The other thing that this structure allows is to set the generic type as out T. That allows you to have contravariance of argument types.



回答6:

I like the idea of designing my data structures immutable in the first place. Sometimes it's just not feasible but there's a way to accomplish this quite often.

For your DAG you most probably have some data structure in a file or a user interface and you could pass all the nodes and edges as IEnumerables to your immutable DAG class' constructor. Then you can use the Linq methods to transform your source data to nodes and edges.

The constructor (or a factory method) can then build the class' private structures in a way that's efficient for your algorithm and do upfront data validations like acyclicy.

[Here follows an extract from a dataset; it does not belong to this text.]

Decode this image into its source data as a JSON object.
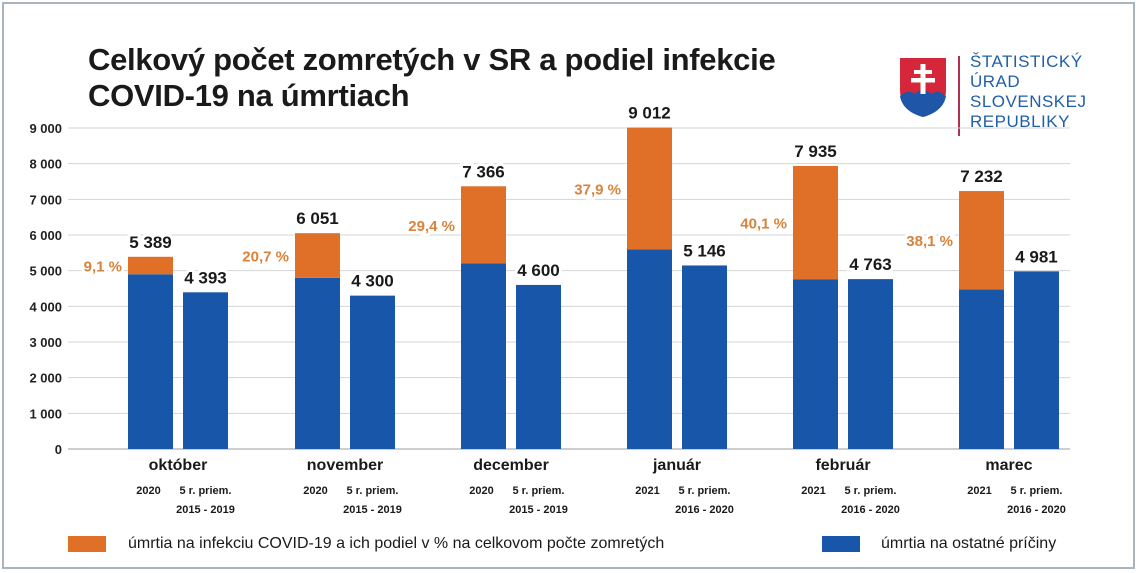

This solution distinguishes from the builder pattern in a way that iterative construction of the data structure is not possible but often that's not really required.

Personally, I don't like the solutions with separate interfaces for read and read/write access implemented by the same class because the write functionality is not really hidden... casting the instance to the read/write interface exposes the mutating methods. The better solution in such a scenario is having an AsReadOnly method that creates a really immutable data structure copying the data.